Holidays to test Thailand's easing of virus restrictions
Thai authorities urged vigilance Friday as the country celebrates its first long holiday weekend after lifting most restrictions imposed to fight the spread of the coronavirus. No new local infections have been reported in Thailand in more than a month.
The four day holiday starting Saturday, incorporating two Buddhist holy days, is expected to see Thais return en masse from the cities where many work to their family homes in rural areas. Such reunions usually take place during April's Songkran festival, but this year those holidays were canceled and travel strongly discouraged due to the pandemic.
The Transport Ministry has said it is expects 7.6 million people nationwide to be traveling between provinces.
Officials from the special government center set up to deal with the pandemic expressed concern Friday about the large number of travelers flocking to high-risk places.
"We eased measures for high risk activities therefore you should stay vigilant all the time," said Taweesin Witsanuyothin, a spokesman for the center.
Thailand has had 3,180 confirmed cases of the coronavirus, including 58 deaths, surprisingly low numbers for a country that is a major travel hub whose largest share of tourist arrivals last year came from China, where the coronavirus is believed to have originated.
Thailand's government began imposing social distancing rules and closing down gathering places in mid-March, and at the beginning of April barred scheduled passenger flights from abroad.
For more than five weeks now, the small number of new infections found in Thailand have been limited to infected Thais returning from abroad on special repatriation flights.
Buoyed by the lack of local transmission of the virus, the government has been easing its restrictions in phases, evaluating the results as they proceed.
As part of the latest easing that came into effect Wednesday, establishments considered high-risk, such as nightclubs and massage parlors, were allowed to reopen and long as they follow social distancing rules.

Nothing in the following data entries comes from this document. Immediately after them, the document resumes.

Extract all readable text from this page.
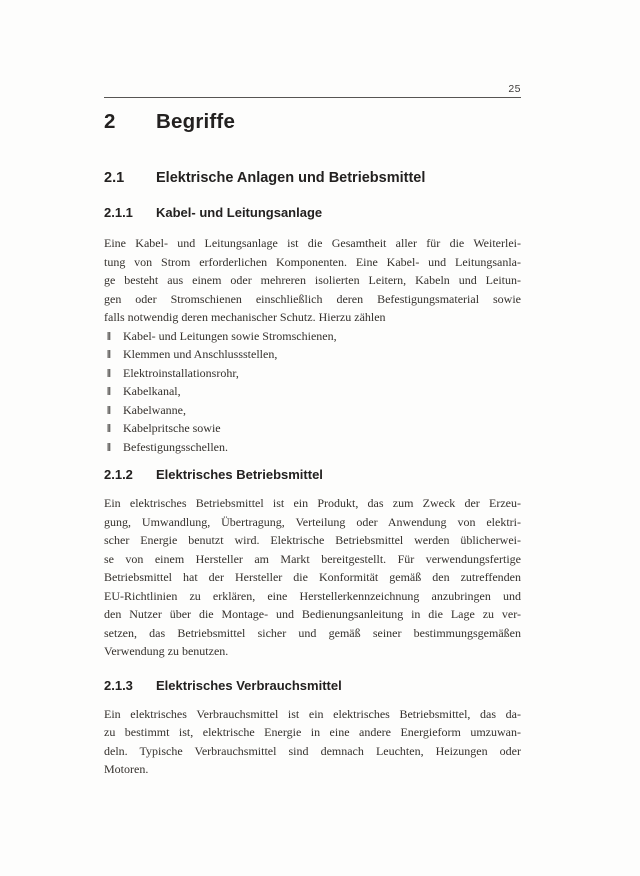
25
2 Begriffe
2.1 Elektrische Anlagen und Betriebsmittel
2.1.1 Kabel- und Leitungsanlage
Eine Kabel- und Leitungsanlage ist die Gesamtheit aller für die Weiterlei-
tung von Strom erforderlichen Komponenten. Eine Kabel- und Leitungsanla-
ge besteht aus einem oder mehreren isolierten Leitern, Kabeln und Leitun-
gen oder Stromschienen einschließlich deren Befestigungsmaterial sowie
falls notwendig deren mechanischer Schutz. Hierzu zählen
‖ Kabel- und Leitungen sowie Stromschienen,
‖ Klemmen und Anschlussstellen,
‖ Elektroinstallationsrohr,
‖ Kabelkanal,
‖ Kabelwanne,
‖ Kabelpritsche sowie
‖ Befestigungsschellen.
2.1.2 Elektrisches Betriebsmittel
Ein elektrisches Betriebsmittel ist ein Produkt, das zum Zweck der Erzeu-
gung, Umwandlung, Übertragung, Verteilung oder Anwendung von elektri-
scher Energie benutzt wird. Elektrische Betriebsmittel werden üblicherwei-
se von einem Hersteller am Markt bereitgestellt. Für verwendungsfertige
Betriebsmittel hat der Hersteller die Konformität gemäß den zutreffenden
EU-Richtlinien zu erklären, eine Herstellerkennzeichnung anzubringen und
den Nutzer über die Montage- und Bedienungsanleitung in die Lage zu ver-
setzen, das Betriebsmittel sicher und gemäß seiner bestimmungsgemäßen
Verwendung zu benutzen.
2.1.3 Elektrisches Verbrauchsmittel
Ein elektrisches Verbrauchsmittel ist ein elektrisches Betriebsmittel, das da-
zu bestimmt ist, elektrische Energie in eine andere Energieform umzuwan-
deln. Typische Verbrauchsmittel sind demnach Leuchten, Heizungen oder
Motoren.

Face masks must still be worn in many public places.
Although scheduled passenger flights are still banned, the government has been slowly moving toward readmitting foreign visitors.
Beginning this past Wednesday, the government began allowing the entry of maximum of 200 foreigners daily who would be able to travel on the repatriation flights that bring Thai citizens home.
The allowed foreigners—including those legally working in Thailand and their families, those with residence permits, spouses and children of Thais, medical tourists and students—must quarantine for 14 days.
At Suvarnabhumi Airport, Bangkok's main international gateway, health officials installed a new coronavirus testing laboratory that will have results ready within 90 minutes.
The machine has a capacity of 80 tests per hour and will be operating 24 hours a day, officials said. The authorities said they are planning to construct more labs for Thailand's six other international airports.
"The government now starts to ease restrictions, opening up our country, little by little. So we are taking care of that," said Dr. Suwich Thammapalo, director of the Office of Disease Prevention Control. "In the future, the testing could expand to tourists as well."